SQL/MX Release 2.0 Best Practices

Possible Implementations 29
Possible Implementations
Join Efficiency
Primary-key order can have a large impact on join performance. A typical example involves a frequently
used dimension table that is joined to a fact table.
Assume that a predicate is supplied on a column of the dimension table. If the join column in the fact
table is the first key column, the SQL/MX optimizer may read the dimension table, select the rows that
match the predicate, and then join directly to the fact table. However, if the join column is very low in the
fact table key order and MDAM query technology cannot be used, the optimizer may scan the entire
fact table and perform a hash join to the dimension table. This can be an intensive operation.
When you can identify dimension tables that are likely candidates for all or most query access, consider
promoting the join column to a higher position in the primary key order of the fact table. It might be
sufficient to place this column immediately after a column that has low cardinality, where MDAM query
technology can be used.
When multiple tables (especially large tables) share similar key columns, consider using the same ordering
and partitioning schemes for all tables. Joins between tables that have the same key and partitioning
structures are very efficient because the query might benefit from partition-by-partition key-sequence
merge joins rather than less-efficient repartition joins.
Insert Efficiency
Although insert efficiency is an important consideration for performance, usually insert efficiency should
be secondary to other considerations unless specific circumstances indicate otherwise.
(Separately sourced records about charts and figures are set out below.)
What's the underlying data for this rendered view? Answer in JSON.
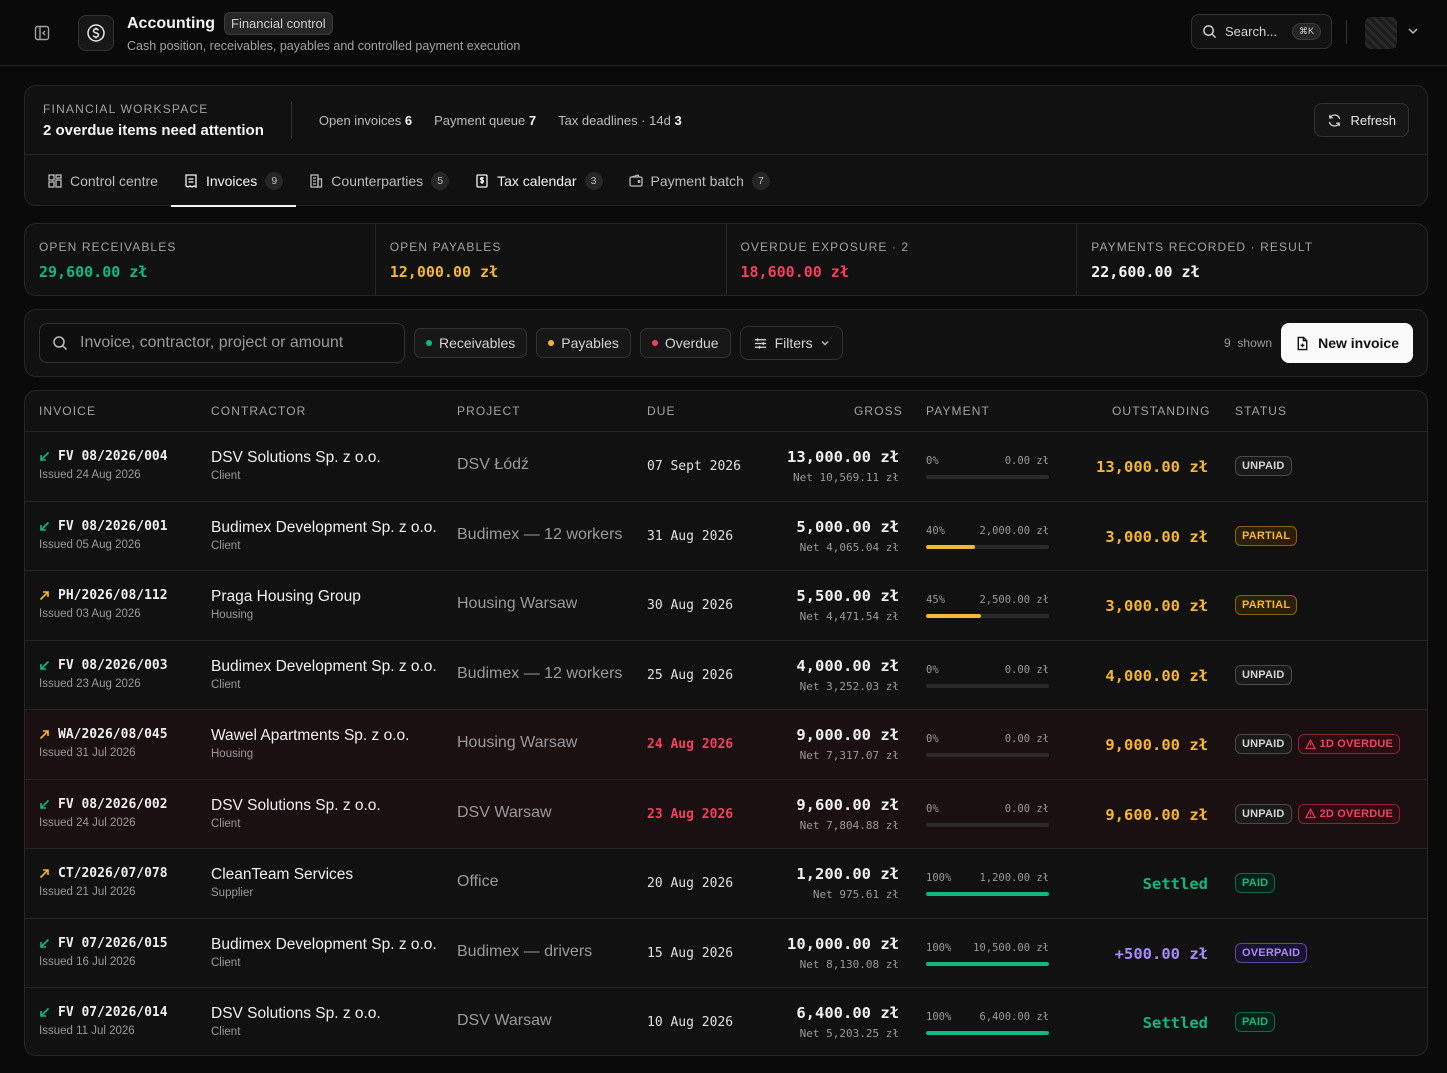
{
  "header": {
    "title": "Accounting",
    "badge": "Financial control",
    "subtitle": "Cash position, receivables, payables and controlled payment execution",
    "search_label": "Search...",
    "search_shortcut": "⌘K"
  },
  "workspace": {
    "label": "FINANCIAL WORKSPACE",
    "title": "2 overdue items need attention",
    "stats": [
      {
        "label": "Open invoices",
        "value": "6"
      },
      {
        "label": "Payment queue",
        "value": "7"
      },
      {
        "label": "Tax deadlines · 14d",
        "value": "3"
      }
    ],
    "refresh_label": "Refresh"
  },
  "tabs": [
    {
      "label": "Control centre",
      "count": "",
      "icon": "grid-icon"
    },
    {
      "label": "Invoices",
      "count": "9",
      "icon": "receipt-icon"
    },
    {
      "label": "Counterparties",
      "count": "5",
      "icon": "building-icon"
    },
    {
      "label": "Tax calendar",
      "count": "3",
      "icon": "tax-icon"
    },
    {
      "label": "Payment batch",
      "count": "7",
      "icon": "wallet-icon"
    }
  ],
  "summary": [
    {
      "label": "OPEN RECEIVABLES",
      "value": "29,600.00 zł",
      "color": "#10b981"
    },
    {
      "label": "OPEN PAYABLES",
      "value": "12,000.00 zł",
      "color": "#f5b731"
    },
    {
      "label": "OVERDUE EXPOSURE · 2",
      "value": "18,600.00 zł",
      "color": "#f43f5e"
    },
    {
      "label": "PAYMENTS RECORDED · RESULT",
      "value": "22,600.00 zł",
      "color": "#f5f5f5"
    }
  ],
  "toolbar": {
    "search_placeholder": "Invoice, contractor, project or amount",
    "chips": [
      {
        "label": "Receivables",
        "color": "#10b981"
      },
      {
        "label": "Payables",
        "color": "#f5b731"
      },
      {
        "label": "Overdue",
        "color": "#f43f5e"
      }
    ],
    "filters_label": "Filters",
    "shown_count": "9",
    "shown_label": "shown",
    "new_label": "New invoice"
  },
  "table": {
    "columns": {
      "invoice": "INVOICE",
      "contractor": "CONTRACTOR",
      "project": "PROJECT",
      "due": "DUE",
      "gross": "GROSS",
      "payment": "PAYMENT",
      "outstanding": "OUTSTANDING",
      "status": "STATUS"
    },
    "rows": [
      {
        "direction": "in",
        "number": "FV 08/2026/004",
        "issued": "Issued 24 Aug 2026",
        "contractor": "DSV Solutions Sp. z o.o.",
        "type": "Client",
        "project": "DSV Łódź",
        "due": "07 Sept 2026",
        "overdue": false,
        "gross": "13,000.00 zł",
        "net": "Net 10,569.11 zł",
        "pct": "0%",
        "paid": "0.00 zł",
        "fill": 0,
        "outstanding": "13,000.00 zł",
        "out_color": "#f5b731",
        "status": "UNPAID",
        "status_kind": "unpaid",
        "late": ""
      },
      {
        "direction": "in",
        "number": "FV 08/2026/001",
        "issued": "Issued 05 Aug 2026",
        "contractor": "Budimex Development Sp. z o.o.",
        "type": "Client",
        "project": "Budimex — 12 workers",
        "due": "31 Aug 2026",
        "overdue": false,
        "gross": "5,000.00 zł",
        "net": "Net 4,065.04 zł",
        "pct": "40%",
        "paid": "2,000.00 zł",
        "fill": 40,
        "outstanding": "3,000.00 zł",
        "out_color": "#f5b731",
        "status": "PARTIAL",
        "status_kind": "partial",
        "late": ""
      },
      {
        "direction": "out",
        "number": "PH/2026/08/112",
        "issued": "Issued 03 Aug 2026",
        "contractor": "Praga Housing Group",
        "type": "Housing",
        "project": "Housing Warsaw",
        "due": "30 Aug 2026",
        "overdue": false,
        "gross": "5,500.00 zł",
        "net": "Net 4,471.54 zł",
        "pct": "45%",
        "paid": "2,500.00 zł",
        "fill": 45,
        "outstanding": "3,000.00 zł",
        "out_color": "#f5b731",
        "status": "PARTIAL",
        "status_kind": "partial",
        "late": ""
      },
      {
        "direction": "in",
        "number": "FV 08/2026/003",
        "issued": "Issued 23 Aug 2026",
        "contractor": "Budimex Development Sp. z o.o.",
        "type": "Client",
        "project": "Budimex — 12 workers",
        "due": "25 Aug 2026",
        "overdue": false,
        "gross": "4,000.00 zł",
        "net": "Net 3,252.03 zł",
        "pct": "0%",
        "paid": "0.00 zł",
        "fill": 0,
        "outstanding": "4,000.00 zł",
        "out_color": "#f5b731",
        "status": "UNPAID",
        "status_kind": "unpaid",
        "late": ""
      },
      {
        "direction": "out",
        "number": "WA/2026/08/045",
        "issued": "Issued 31 Jul 2026",
        "contractor": "Wawel Apartments Sp. z o.o.",
        "type": "Housing",
        "project": "Housing Warsaw",
        "due": "24 Aug 2026",
        "overdue": true,
        "gross": "9,000.00 zł",
        "net": "Net 7,317.07 zł",
        "pct": "0%",
        "paid": "0.00 zł",
        "fill": 0,
        "outstanding": "9,000.00 zł",
        "out_color": "#f5b731",
        "status": "UNPAID",
        "status_kind": "unpaid",
        "late": "1D OVERDUE"
      },
      {
        "direction": "in",
        "number": "FV 08/2026/002",
        "issued": "Issued 24 Jul 2026",
        "contractor": "DSV Solutions Sp. z o.o.",
        "type": "Client",
        "project": "DSV Warsaw",
        "due": "23 Aug 2026",
        "overdue": true,
        "gross": "9,600.00 zł",
        "net": "Net 7,804.88 zł",
        "pct": "0%",
        "paid": "0.00 zł",
        "fill": 0,
        "outstanding": "9,600.00 zł",
        "out_color": "#f5b731",
        "status": "UNPAID",
        "status_kind": "unpaid",
        "late": "2D OVERDUE"
      },
      {
        "direction": "out",
        "number": "CT/2026/07/078",
        "issued": "Issued 21 Jul 2026",
        "contractor": "CleanTeam Services",
        "type": "Supplier",
        "project": "Office",
        "due": "20 Aug 2026",
        "overdue": false,
        "gross": "1,200.00 zł",
        "net": "Net 975.61 zł",
        "pct": "100%",
        "paid": "1,200.00 zł",
        "fill": 100,
        "outstanding": "Settled",
        "out_color": "#10b981",
        "status": "PAID",
        "status_kind": "paid",
        "late": ""
      },
      {
        "direction": "in",
        "number": "FV 07/2026/015",
        "issued": "Issued 16 Jul 2026",
        "contractor": "Budimex Development Sp. z o.o.",
        "type": "Client",
        "project": "Budimex — drivers",
        "due": "15 Aug 2026",
        "overdue": false,
        "gross": "10,000.00 zł",
        "net": "Net 8,130.08 zł",
        "pct": "100%",
        "paid": "10,500.00 zł",
        "fill": 100,
        "outstanding": "+500.00 zł",
        "out_color": "#a78bfa",
        "status": "OVERPAID",
        "status_kind": "over",
        "late": ""
      },
      {
        "direction": "in",
        "number": "FV 07/2026/014",
        "issued": "Issued 11 Jul 2026",
        "contractor": "DSV Solutions Sp. z o.o.",
        "type": "Client",
        "project": "DSV Warsaw",
        "due": "10 Aug 2026",
        "overdue": false,
        "gross": "6,400.00 zł",
        "net": "Net 5,203.25 zł",
        "pct": "100%",
        "paid": "6,400.00 zł",
        "fill": 100,
        "outstanding": "Settled",
        "out_color": "#10b981",
        "status": "PAID",
        "status_kind": "paid",
        "late": ""
      }
    ]
  }
}
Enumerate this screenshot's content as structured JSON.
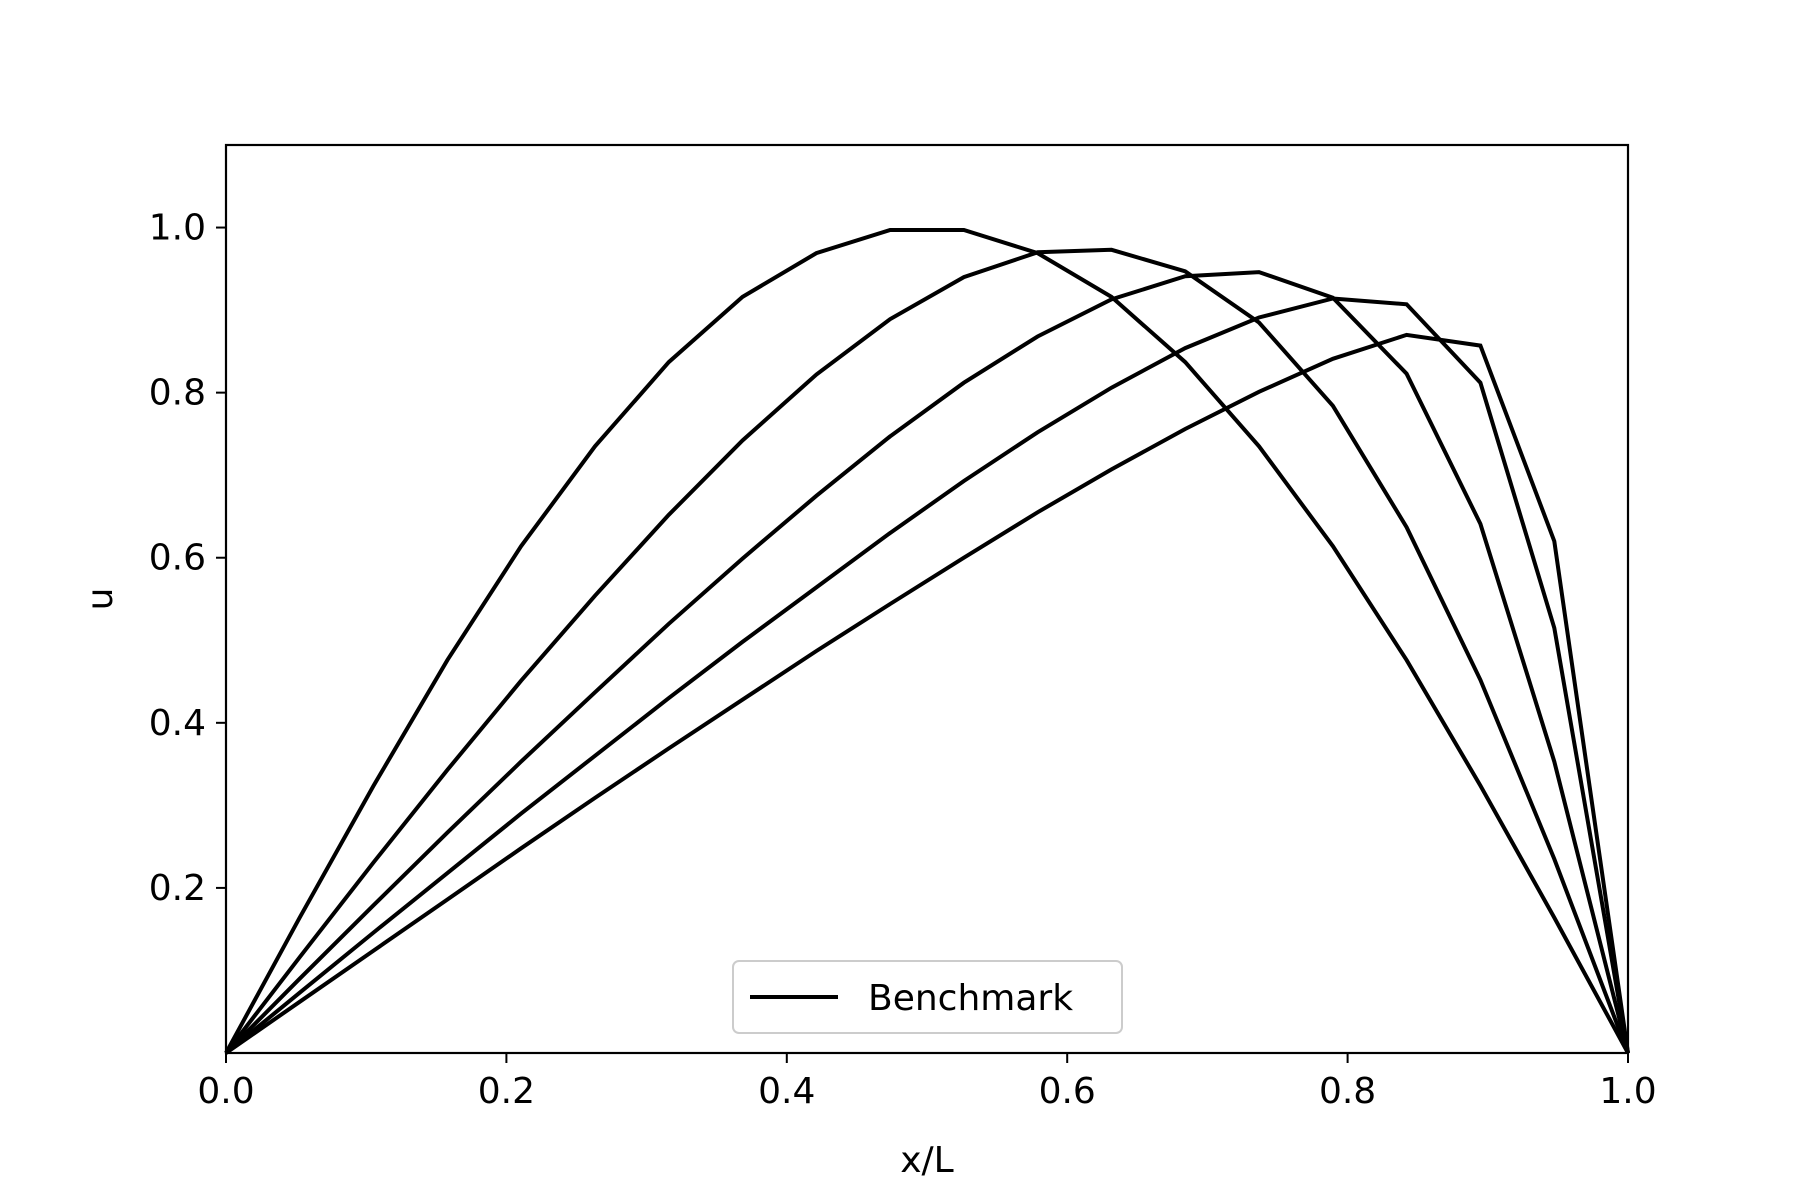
{
  "chart_data": {
    "type": "line",
    "xlabel": "x/L",
    "ylabel": "u",
    "xlim": [
      0.0,
      1.0
    ],
    "ylim": [
      0.0,
      1.1
    ],
    "x_ticks": [
      "0.0",
      "0.2",
      "0.4",
      "0.6",
      "0.8",
      "1.0"
    ],
    "y_ticks": [
      "0.2",
      "0.4",
      "0.6",
      "0.8",
      "1.0"
    ],
    "grid": false,
    "legend": {
      "placement": "lower center",
      "entries": [
        "Benchmark"
      ]
    },
    "line_color": "#000000",
    "x": [
      0.0,
      0.0526,
      0.1053,
      0.1579,
      0.2105,
      0.2632,
      0.3158,
      0.3684,
      0.4211,
      0.4737,
      0.5263,
      0.5789,
      0.6316,
      0.6842,
      0.7368,
      0.7895,
      0.8421,
      0.8947,
      0.9474,
      1.0
    ],
    "series": [
      {
        "values": [
          0.0,
          0.164,
          0.324,
          0.476,
          0.614,
          0.735,
          0.837,
          0.916,
          0.969,
          0.997,
          0.997,
          0.969,
          0.916,
          0.837,
          0.735,
          0.614,
          0.476,
          0.324,
          0.164,
          0.0
        ]
      },
      {
        "values": [
          0.0,
          0.116,
          0.231,
          0.343,
          0.451,
          0.554,
          0.652,
          0.742,
          0.822,
          0.889,
          0.94,
          0.97,
          0.973,
          0.947,
          0.885,
          0.784,
          0.637,
          0.452,
          0.235,
          0.0
        ]
      },
      {
        "values": [
          0.0,
          0.09,
          0.179,
          0.267,
          0.353,
          0.437,
          0.52,
          0.599,
          0.675,
          0.747,
          0.812,
          0.868,
          0.913,
          0.941,
          0.946,
          0.915,
          0.823,
          0.641,
          0.353,
          0.0
        ]
      },
      {
        "values": [
          0.0,
          0.073,
          0.146,
          0.218,
          0.29,
          0.36,
          0.43,
          0.498,
          0.564,
          0.63,
          0.693,
          0.752,
          0.806,
          0.854,
          0.891,
          0.914,
          0.907,
          0.812,
          0.515,
          0.0
        ]
      },
      {
        "values": [
          0.0,
          0.062,
          0.124,
          0.186,
          0.248,
          0.309,
          0.369,
          0.428,
          0.487,
          0.544,
          0.6,
          0.655,
          0.707,
          0.756,
          0.801,
          0.841,
          0.87,
          0.857,
          0.62,
          0.0
        ]
      }
    ]
  }
}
The choice of primary key determines the degree of parallelism available to a data-load application. For
example, consider what occurs when SALES_DATE is the high-order column of a fact table’s primary key.
If data is always loaded in the order of SALES_DATE, the parallelism of the load application is limited to the
number of volumes over which an individual date can be partitioned. Conversely, if the high-order
column is ITEM_NUMBER, parallelism is inherently greater because the data are partitioned over many
more volumes. One way to balance this situation is to use hash partitioning.
Usually load processing is a batch operation that occurs regularly (each day, week, or month) and is
bounded by the time window available for the load. Query processing occurs at all other times.
Generally you should optimize query processing, which occurs frequently, rather than optimizing less-
frequent batch load processing. Your circumstances may differ, however, so you must determine the
tradeoffs that are appropriate for your application.
For example, for some applications, the batch load processing must complete within a certain time. In
this case, you should optimize the batch load processing design for best performance, even if that means
some tradeoff in query performance. See the “Fact table partitioning techniques” and “Dimension table
partitioning techniques” sections of this document for more details.
Data Clustering
In addition to providing a fast and efficient access path, the primary key should be used to physically
cluster the data. This arrangement is advantageous for sequential access methods in primary key order,
which are often used in DSS query processing, because each I/O operation reads a large block of data
from disk and transfers that data to cached memory. This enhances query performance.
When a primary key involves data that has a skewed distribution, system performance can degrade. To
ensure a satisfactory distribution of data and provide optimal query performance, you must understand
the distribution of all the column values that comprise the key. Specifying more precise partitioning values
might be sufficient for dealing with skewed values. However, if the key contains values that are severely
skewed, creating a hash partition for more uniform distribution may be easier.